I’ve insisted that the boys are very much center stage throughout. I was the one who suggested that they invite their friends, that they should stand with us as we say our vows. That they wear navy blue linen suits that echo their dad’s. If I tell her all of this, it will sound as though I’m overexplaining. Somehow my sincerity will sound contrived. I simply add, “It’s really important that they are a big part of the celebration, that they know we are all in this together. I’m more than happy to share the oohs and aahs with the boys.”
Luckily at that point, before things could get heated, Fiona calls up the stairs that the car is waiting to take us to the wedding. If we don’t get a move on, we’ll be late. “You don’t want Mark thinking you’ve changed your mind,” Fiona yells.
Our wedding is a happy, chaotic, boozy, child-friendly affair. It flashes by as everyone warned me it would; a series of Technicolor images, clinking glasses, broad, sincere smiles. I expected to be the one who oohed and aahed the loudest over the boys but in fact when I saw the three of them standing at the top of the aisle waiting for me, I was swept away by a far greater emotion than considering how cute they looked. I cried. Big, gulpy, happy tears rolled down my face, ruining my makeup but making Mark’s day. When I reached the top of the aisle, I could hardly stutter out my vows, I was that overawed. That damned happy!
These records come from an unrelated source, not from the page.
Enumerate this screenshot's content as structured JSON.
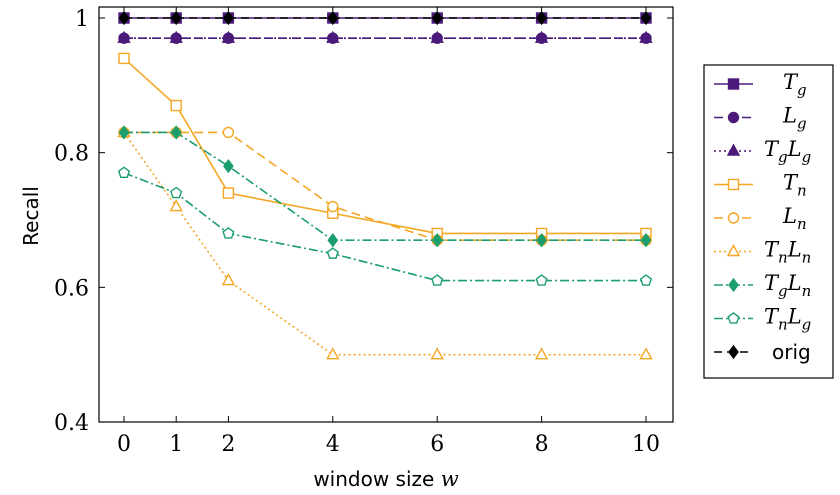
{
  "chart_data": {
    "type": "line",
    "xlabel": "window size w",
    "ylabel": "Recall",
    "x": [
      0,
      1,
      2,
      4,
      6,
      8,
      10
    ],
    "xticks": [
      "0",
      "1",
      "2",
      "4",
      "6",
      "8",
      "10"
    ],
    "yticks": [
      "0.4",
      "0.6",
      "0.8",
      "1"
    ],
    "ylim": [
      0.4,
      1.0
    ],
    "grid": false,
    "legend_position": "right",
    "series": [
      {
        "name": "Tg",
        "label_main": "T",
        "label_sub": "g",
        "color": "#4b1a7a",
        "dash": "",
        "marker": "square-filled",
        "values": [
          1.0,
          1.0,
          1.0,
          1.0,
          1.0,
          1.0,
          1.0
        ]
      },
      {
        "name": "Lg",
        "label_main": "L",
        "label_sub": "g",
        "color": "#4b1a7a",
        "dash": "9,5",
        "marker": "circle-filled",
        "values": [
          0.97,
          0.97,
          0.97,
          0.97,
          0.97,
          0.97,
          0.97
        ]
      },
      {
        "name": "TgLg",
        "label_main": "T",
        "label_sub": "g",
        "label_main2": "L",
        "label_sub2": "g",
        "color": "#4b1a7a",
        "dash": "2,3",
        "marker": "triangle-filled",
        "values": [
          0.97,
          0.97,
          0.97,
          0.97,
          0.97,
          0.97,
          0.97
        ]
      },
      {
        "name": "Tn",
        "label_main": "T",
        "label_sub": "n",
        "color": "#f5a623",
        "dash": "",
        "marker": "square-open",
        "values": [
          0.94,
          0.87,
          0.74,
          0.71,
          0.68,
          0.68,
          0.68
        ]
      },
      {
        "name": "Ln",
        "label_main": "L",
        "label_sub": "n",
        "color": "#f5a623",
        "dash": "9,5",
        "marker": "circle-open",
        "values": [
          0.83,
          0.83,
          0.83,
          0.72,
          0.67,
          0.67,
          0.67
        ]
      },
      {
        "name": "TnLn",
        "label_main": "T",
        "label_sub": "n",
        "label_main2": "L",
        "label_sub2": "n",
        "color": "#f5a623",
        "dash": "2,3",
        "marker": "triangle-open",
        "values": [
          0.83,
          0.72,
          0.61,
          0.5,
          0.5,
          0.5,
          0.5
        ]
      },
      {
        "name": "TgLn",
        "label_main": "T",
        "label_sub": "g",
        "label_main2": "L",
        "label_sub2": "n",
        "color": "#1b9e6e",
        "dash": "9,3,2,3",
        "marker": "diamond-filled",
        "values": [
          0.83,
          0.83,
          0.78,
          0.67,
          0.67,
          0.67,
          0.67
        ]
      },
      {
        "name": "TnLg",
        "label_main": "T",
        "label_sub": "n",
        "label_main2": "L",
        "label_sub2": "g",
        "color": "#1b9e6e",
        "dash": "9,3,2,3",
        "marker": "pentagon-open",
        "values": [
          0.77,
          0.74,
          0.68,
          0.65,
          0.61,
          0.61,
          0.61
        ]
      },
      {
        "name": "orig",
        "label_plain": "orig",
        "color": "#000000",
        "dash": "8,5",
        "marker": "diamond-filled",
        "values": [
          1.0,
          1.0,
          1.0,
          1.0,
          1.0,
          1.0,
          1.0
        ]
      }
    ]
  }
}
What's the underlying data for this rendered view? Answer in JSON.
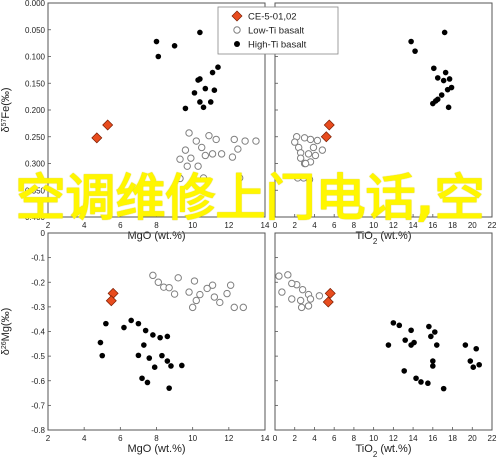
{
  "overlay_text": "空调维修上门电话,空",
  "legend": [
    {
      "label": "CE-5-01,02",
      "marker": "diamond",
      "color": "#e84c1e"
    },
    {
      "label": "Low-Ti basalt",
      "marker": "circle-open",
      "color": "#808080"
    },
    {
      "label": "High-Ti basalt",
      "marker": "circle",
      "color": "#000000"
    }
  ],
  "chart_data": [
    {
      "type": "scatter",
      "panel": "top-left",
      "xlabel": "MgO (wt.%)",
      "ylabel": "δ57Fe(‰)",
      "ylabel_parts": {
        "pre": "δ",
        "sup": "57",
        "post": "Fe(‰)"
      },
      "xlim": [
        2,
        14
      ],
      "ylim": [
        0.0,
        0.4
      ],
      "x_ticks": [
        "2",
        "4",
        "6",
        "8",
        "10",
        "12",
        "14"
      ],
      "y_ticks": [
        "0.000",
        "0.050",
        "0.100",
        "0.150",
        "0.200",
        "0.250",
        "0.300",
        "0.350",
        "0.400"
      ],
      "series": [
        {
          "name": "CE-5-01,02",
          "marker": "diamond",
          "points": [
            [
              4.7,
              0.148
            ],
            [
              5.3,
              0.172
            ]
          ]
        },
        {
          "name": "Low-Ti basalt",
          "marker": "circle-open",
          "points": [
            [
              9.8,
              0.157
            ],
            [
              10.2,
              0.142
            ],
            [
              9.6,
              0.125
            ],
            [
              10.9,
              0.152
            ],
            [
              11.3,
              0.145
            ],
            [
              10.5,
              0.13
            ],
            [
              9.9,
              0.11
            ],
            [
              10.7,
              0.115
            ],
            [
              9.3,
              0.108
            ],
            [
              11.1,
              0.118
            ],
            [
              10.3,
              0.095
            ],
            [
              9.7,
              0.095
            ],
            [
              11.6,
              0.118
            ],
            [
              12.3,
              0.145
            ],
            [
              12.5,
              0.127
            ],
            [
              12.9,
              0.142
            ],
            [
              13.5,
              0.142
            ],
            [
              12.2,
              0.112
            ],
            [
              12.6,
              0.073
            ],
            [
              9.3,
              0.072
            ],
            [
              10.6,
              0.073
            ]
          ]
        },
        {
          "name": "High-Ti basalt",
          "marker": "circle",
          "points": [
            [
              8.0,
              0.328
            ],
            [
              9.0,
              0.32
            ],
            [
              10.4,
              0.345
            ],
            [
              11.4,
              0.28
            ],
            [
              11.1,
              0.27
            ],
            [
              10.4,
              0.258
            ],
            [
              10.1,
              0.232
            ],
            [
              10.7,
              0.24
            ],
            [
              11.2,
              0.237
            ],
            [
              10.4,
              0.215
            ],
            [
              10.6,
              0.205
            ],
            [
              9.6,
              0.203
            ],
            [
              11.0,
              0.215
            ],
            [
              8.1,
              0.3
            ],
            [
              10.3,
              0.256
            ]
          ]
        }
      ]
    },
    {
      "type": "scatter",
      "panel": "top-right",
      "xlabel": "TiO2 (wt.%)",
      "xlabel_parts": {
        "pre": "TiO",
        "sub": "2",
        "post": " (wt.%)"
      },
      "xlim": [
        0,
        22
      ],
      "ylim": [
        0.0,
        0.4
      ],
      "x_ticks": [
        "0",
        "2",
        "4",
        "6",
        "8",
        "10",
        "12",
        "14",
        "16",
        "18",
        "20",
        "22"
      ],
      "y_ticks": [],
      "series": [
        {
          "name": "CE-5-01,02",
          "marker": "diamond",
          "points": [
            [
              5.5,
              0.172
            ],
            [
              5.2,
              0.15
            ]
          ]
        },
        {
          "name": "Low-Ti basalt",
          "marker": "circle-open",
          "points": [
            [
              2.2,
              0.15
            ],
            [
              2.4,
              0.13
            ],
            [
              3.0,
              0.148
            ],
            [
              2.6,
              0.12
            ],
            [
              3.6,
              0.145
            ],
            [
              3.9,
              0.13
            ],
            [
              2.0,
              0.14
            ],
            [
              4.1,
              0.115
            ],
            [
              2.6,
              0.11
            ],
            [
              3.0,
              0.1
            ],
            [
              4.3,
              0.143
            ],
            [
              3.4,
              0.118
            ],
            [
              3.6,
              0.103
            ],
            [
              3.1,
              0.1
            ],
            [
              4.8,
              0.125
            ],
            [
              2.3,
              0.073
            ],
            [
              3.5,
              0.07
            ],
            [
              2.9,
              0.073
            ]
          ]
        },
        {
          "name": "High-Ti basalt",
          "marker": "circle",
          "points": [
            [
              13.8,
              0.328
            ],
            [
              14.2,
              0.31
            ],
            [
              17.2,
              0.345
            ],
            [
              16.1,
              0.278
            ],
            [
              16.5,
              0.26
            ],
            [
              17.1,
              0.255
            ],
            [
              17.5,
              0.238
            ],
            [
              17.9,
              0.242
            ],
            [
              16.9,
              0.228
            ],
            [
              16.5,
              0.22
            ],
            [
              16.0,
              0.212
            ],
            [
              16.3,
              0.217
            ],
            [
              17.6,
              0.205
            ],
            [
              17.3,
              0.27
            ],
            [
              17.7,
              0.258
            ]
          ]
        }
      ]
    },
    {
      "type": "scatter",
      "panel": "bottom-left",
      "xlabel": "MgO (wt.%)",
      "ylabel": "δ26Mg(‰)",
      "ylabel_parts": {
        "pre": "δ",
        "sup": "26",
        "post": "Mg(‰)"
      },
      "xlim": [
        2,
        14
      ],
      "ylim": [
        -0.8,
        0.0
      ],
      "x_ticks": [
        "2",
        "4",
        "6",
        "8",
        "10",
        "12",
        "14"
      ],
      "y_ticks": [
        "0",
        "-0.1",
        "-0.2",
        "-0.3",
        "-0.4",
        "-0.5",
        "-0.6",
        "-0.7",
        "-0.8"
      ],
      "series": [
        {
          "name": "CE-5-01,02",
          "marker": "diamond",
          "points": [
            [
              5.6,
              -0.245
            ],
            [
              5.5,
              -0.275
            ]
          ]
        },
        {
          "name": "Low-Ti basalt",
          "marker": "circle-open",
          "points": [
            [
              7.8,
              -0.172
            ],
            [
              8.1,
              -0.2
            ],
            [
              8.4,
              -0.22
            ],
            [
              8.7,
              -0.222
            ],
            [
              9.2,
              -0.182
            ],
            [
              10.1,
              -0.195
            ],
            [
              11.1,
              -0.212
            ],
            [
              12.1,
              -0.212
            ],
            [
              9.0,
              -0.248
            ],
            [
              9.8,
              -0.24
            ],
            [
              10.4,
              -0.25
            ],
            [
              10.8,
              -0.225
            ],
            [
              11.2,
              -0.26
            ],
            [
              11.9,
              -0.246
            ],
            [
              12.3,
              -0.302
            ],
            [
              12.8,
              -0.302
            ],
            [
              11.5,
              -0.282
            ],
            [
              10.2,
              -0.274
            ],
            [
              10.0,
              -0.302
            ]
          ]
        },
        {
          "name": "High-Ti basalt",
          "marker": "circle",
          "points": [
            [
              5.2,
              -0.368
            ],
            [
              4.9,
              -0.445
            ],
            [
              5.0,
              -0.498
            ],
            [
              6.2,
              -0.384
            ],
            [
              6.6,
              -0.355
            ],
            [
              7.0,
              -0.368
            ],
            [
              7.4,
              -0.396
            ],
            [
              7.8,
              -0.414
            ],
            [
              7.3,
              -0.455
            ],
            [
              8.2,
              -0.425
            ],
            [
              8.6,
              -0.42
            ],
            [
              8.3,
              -0.498
            ],
            [
              8.6,
              -0.52
            ],
            [
              7.6,
              -0.508
            ],
            [
              8.8,
              -0.54
            ],
            [
              9.4,
              -0.538
            ],
            [
              7.9,
              -0.545
            ],
            [
              7.2,
              -0.59
            ],
            [
              7.5,
              -0.607
            ],
            [
              8.7,
              -0.63
            ],
            [
              7.0,
              -0.497
            ]
          ]
        }
      ]
    },
    {
      "type": "scatter",
      "panel": "bottom-right",
      "xlabel": "TiO2 (wt.%)",
      "xlabel_parts": {
        "pre": "TiO",
        "sub": "2",
        "post": " (wt.%)"
      },
      "xlim": [
        0,
        22
      ],
      "ylim": [
        -0.8,
        0.0
      ],
      "x_ticks": [
        "0",
        "2",
        "4",
        "6",
        "8",
        "10",
        "12",
        "14",
        "16",
        "18",
        "20",
        "22"
      ],
      "y_ticks": [],
      "series": [
        {
          "name": "CE-5-01,02",
          "marker": "diamond",
          "points": [
            [
              5.6,
              -0.245
            ],
            [
              5.4,
              -0.28
            ]
          ]
        },
        {
          "name": "Low-Ti basalt",
          "marker": "circle-open",
          "points": [
            [
              0.4,
              -0.175
            ],
            [
              1.3,
              -0.17
            ],
            [
              2.2,
              -0.21
            ],
            [
              2.8,
              -0.23
            ],
            [
              3.4,
              -0.25
            ],
            [
              1.7,
              -0.205
            ],
            [
              0.7,
              -0.24
            ],
            [
              4.5,
              -0.255
            ],
            [
              2.7,
              -0.302
            ],
            [
              3.4,
              -0.296
            ],
            [
              3.6,
              -0.268
            ],
            [
              2.6,
              -0.274
            ],
            [
              1.7,
              -0.268
            ]
          ]
        },
        {
          "name": "High-Ti basalt",
          "marker": "circle",
          "points": [
            [
              12.0,
              -0.365
            ],
            [
              12.6,
              -0.375
            ],
            [
              13.8,
              -0.395
            ],
            [
              13.2,
              -0.435
            ],
            [
              11.5,
              -0.455
            ],
            [
              13.8,
              -0.455
            ],
            [
              14.1,
              -0.445
            ],
            [
              15.6,
              -0.38
            ],
            [
              16.2,
              -0.402
            ],
            [
              15.8,
              -0.42
            ],
            [
              16.4,
              -0.455
            ],
            [
              16.0,
              -0.52
            ],
            [
              14.3,
              -0.59
            ],
            [
              14.8,
              -0.605
            ],
            [
              13.1,
              -0.56
            ],
            [
              15.5,
              -0.61
            ],
            [
              16.0,
              -0.54
            ],
            [
              17.1,
              -0.632
            ],
            [
              19.3,
              -0.455
            ],
            [
              20.4,
              -0.47
            ],
            [
              19.8,
              -0.52
            ],
            [
              20.7,
              -0.535
            ],
            [
              20.1,
              -0.545
            ]
          ]
        }
      ]
    }
  ]
}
Our guests look elegant, healthy, excited, every last one of them. I invited my friends, a couple of work colleagues, one or two of my mum’s friends and their families. Naturally, Fiona is my bridesmaid. Mark invited more than twice the number of people I did, not at all kowtowed by the traditions that dictate second weddings ought to be smaller, quieter. He invited his entire extended family and all his friends. I try not to think of how many of the guests at my wedding were Frances’s friends. To be fair, it is impossible to tell because everyone is thrilled for us, for him. I’m showered in compliments and congratulations. If people secretly think Mark marrying within a year of his wife’s death is a little too soon, they have the good manners not to say it aloud.
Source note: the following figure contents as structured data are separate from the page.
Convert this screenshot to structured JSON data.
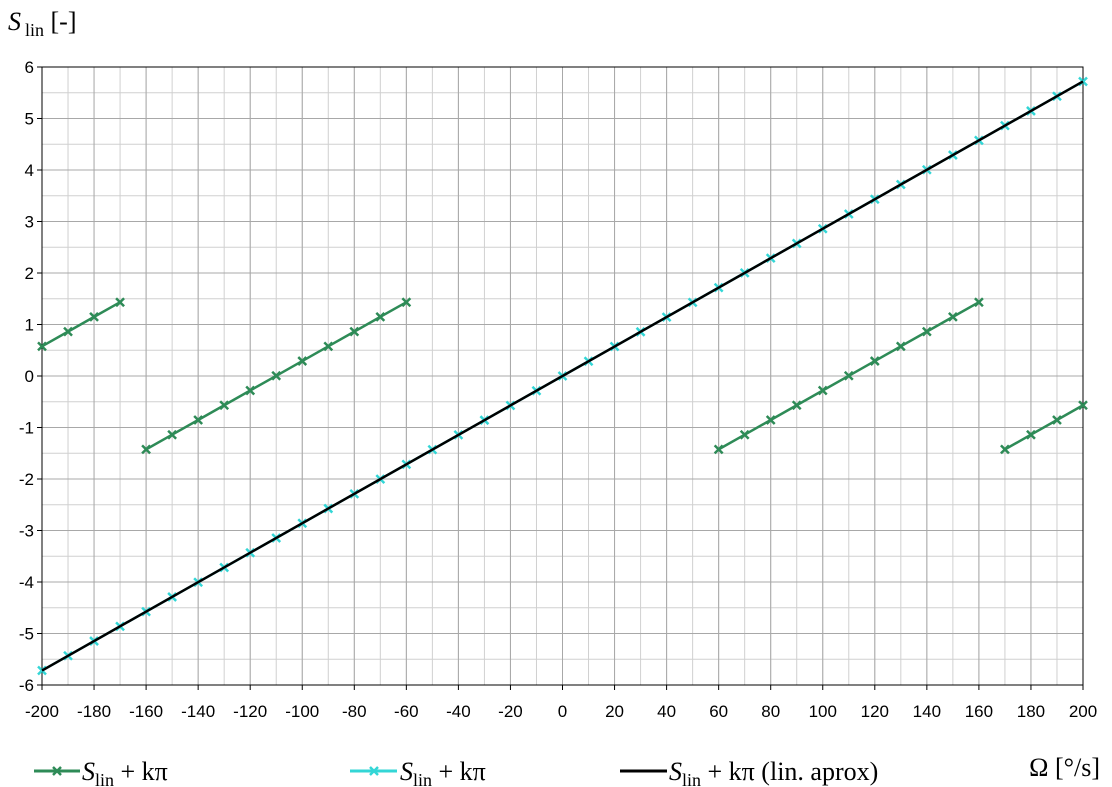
{
  "chart_data": {
    "type": "line",
    "ylabel": {
      "symbol": "S",
      "subscript": "lin",
      "unit": " [-]"
    },
    "xlabel": {
      "symbol": "Ω",
      "unit": " [°/s]"
    },
    "xlim": [
      -200,
      200
    ],
    "ylim": [
      -6,
      6
    ],
    "x_ticks": [
      "-200",
      "-180",
      "-160",
      "-140",
      "-120",
      "-100",
      "-80",
      "-60",
      "-40",
      "-20",
      "0",
      "20",
      "40",
      "60",
      "80",
      "100",
      "120",
      "140",
      "160",
      "180",
      "200"
    ],
    "y_ticks": [
      "6",
      "5",
      "4",
      "3",
      "2",
      "1",
      "0",
      "-1",
      "-2",
      "-3",
      "-4",
      "-5",
      "-6"
    ],
    "grid": true,
    "grid_minor_x_step": 10,
    "grid_minor_y_step": 0.5,
    "legend_position": "bottom",
    "series": [
      {
        "name": {
          "symbol": "S",
          "subscript": "lin",
          "suffix": " + kπ"
        },
        "color": "#2e8b57",
        "marker": "x",
        "segments": [
          {
            "x": [
              -200,
              -190,
              -180,
              -170
            ],
            "y": [
              0.576,
              0.862,
              1.148,
              1.433
            ]
          },
          {
            "x": [
              -160,
              -150,
              -140,
              -130,
              -120,
              -110,
              -100,
              -90,
              -80,
              -70,
              -60
            ],
            "y": [
              -1.425,
              -1.14,
              -0.854,
              -0.568,
              -0.282,
              0.004,
              0.29,
              0.576,
              0.862,
              1.148,
              1.433
            ]
          },
          {
            "x": [
              60,
              70,
              80,
              90,
              100,
              110,
              120,
              130,
              140,
              150,
              160
            ],
            "y": [
              -1.425,
              -1.14,
              -0.854,
              -0.568,
              -0.282,
              0.004,
              0.29,
              0.576,
              0.862,
              1.148,
              1.433
            ]
          },
          {
            "x": [
              170,
              180,
              190,
              200
            ],
            "y": [
              -1.425,
              -1.14,
              -0.854,
              -0.568
            ]
          }
        ]
      },
      {
        "name": {
          "symbol": "S",
          "subscript": "lin",
          "suffix": " + kπ"
        },
        "color": "#33d6d6",
        "marker": "x",
        "segments": [
          {
            "x": [
              -200,
              -190,
              -180,
              -170,
              -160,
              -150,
              -140,
              -130,
              -120,
              -110,
              -100,
              -90,
              -80,
              -70,
              -60,
              -50,
              -40,
              -30,
              -20,
              -10,
              0,
              10,
              20,
              30,
              40,
              50,
              60,
              70,
              80,
              90,
              100,
              110,
              120,
              130,
              140,
              150,
              160,
              170,
              180,
              190,
              200
            ],
            "y": [
              -5.719,
              -5.433,
              -5.147,
              -4.861,
              -4.575,
              -4.29,
              -4.004,
              -3.718,
              -3.432,
              -3.146,
              -2.86,
              -2.574,
              -2.288,
              -2.002,
              -1.716,
              -1.43,
              -1.144,
              -0.858,
              -0.572,
              -0.286,
              0,
              0.286,
              0.572,
              0.858,
              1.144,
              1.43,
              1.716,
              2.002,
              2.288,
              2.574,
              2.86,
              3.146,
              3.432,
              3.718,
              4.004,
              4.29,
              4.575,
              4.861,
              5.147,
              5.433,
              5.719
            ]
          }
        ]
      },
      {
        "name": {
          "symbol": "S",
          "subscript": "lin",
          "suffix": " + kπ (lin. aprox)"
        },
        "color": "#000000",
        "marker": "none",
        "segments": [
          {
            "x": [
              -200,
              200
            ],
            "y": [
              -5.719,
              5.719
            ]
          }
        ]
      }
    ]
  }
}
After the ceremony, when we are milling around in happy clusters and I’m straining to keep my weight in the balls of my feet so my heels don’t sink into the grass, I stand with Fiona, peaceful, content. I allow my gaze to drift across the scene of celebration and make an effort to lock it in my mind. All day I’ve consciously tried to hold on to the precious moments: Mark’s expression as he first saw me drift toward him, the boys’ laughter breaking through the chatter at regular intervals—my ear is attuned to that sound now, I can identify their laughter in among other kids’—the beautiful flower arrangements that are everywhere and fill the air with a heady, intoxicating scent, the fizz of champagne on my tongue, although I don’t really need alcohol, I’m already drunk on joy. Seb’s hot little hand has been firmly wedged in mine for a lot of the day but he slips my grasp and joyfully dashes off to join Oli and some other children who are clustering around the cupcake table.
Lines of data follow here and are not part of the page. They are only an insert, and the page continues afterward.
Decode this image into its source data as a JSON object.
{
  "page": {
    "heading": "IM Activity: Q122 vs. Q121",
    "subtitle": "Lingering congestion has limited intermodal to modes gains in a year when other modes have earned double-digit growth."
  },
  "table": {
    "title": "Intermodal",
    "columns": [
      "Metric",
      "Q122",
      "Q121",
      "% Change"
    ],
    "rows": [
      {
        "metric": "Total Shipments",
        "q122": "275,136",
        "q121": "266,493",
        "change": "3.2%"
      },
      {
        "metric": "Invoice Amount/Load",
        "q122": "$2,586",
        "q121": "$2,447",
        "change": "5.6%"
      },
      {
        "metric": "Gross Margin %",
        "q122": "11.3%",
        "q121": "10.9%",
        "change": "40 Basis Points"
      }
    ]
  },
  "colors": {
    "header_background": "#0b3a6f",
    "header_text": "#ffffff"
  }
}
I am awash with kind comments from my friends, casual as they feel free to dive in among this, the most intimate relationship, and make a judgment call. You did well there! Well-meaning colleagues chime in too, He’s one of the good ones! He is liked, popular. Exceptionally so. Since I started dating him, I have been somewhat overwhelmed by the constant wave of praise he garners. Before him I largely dated men that people rarely approved of, let alone admired.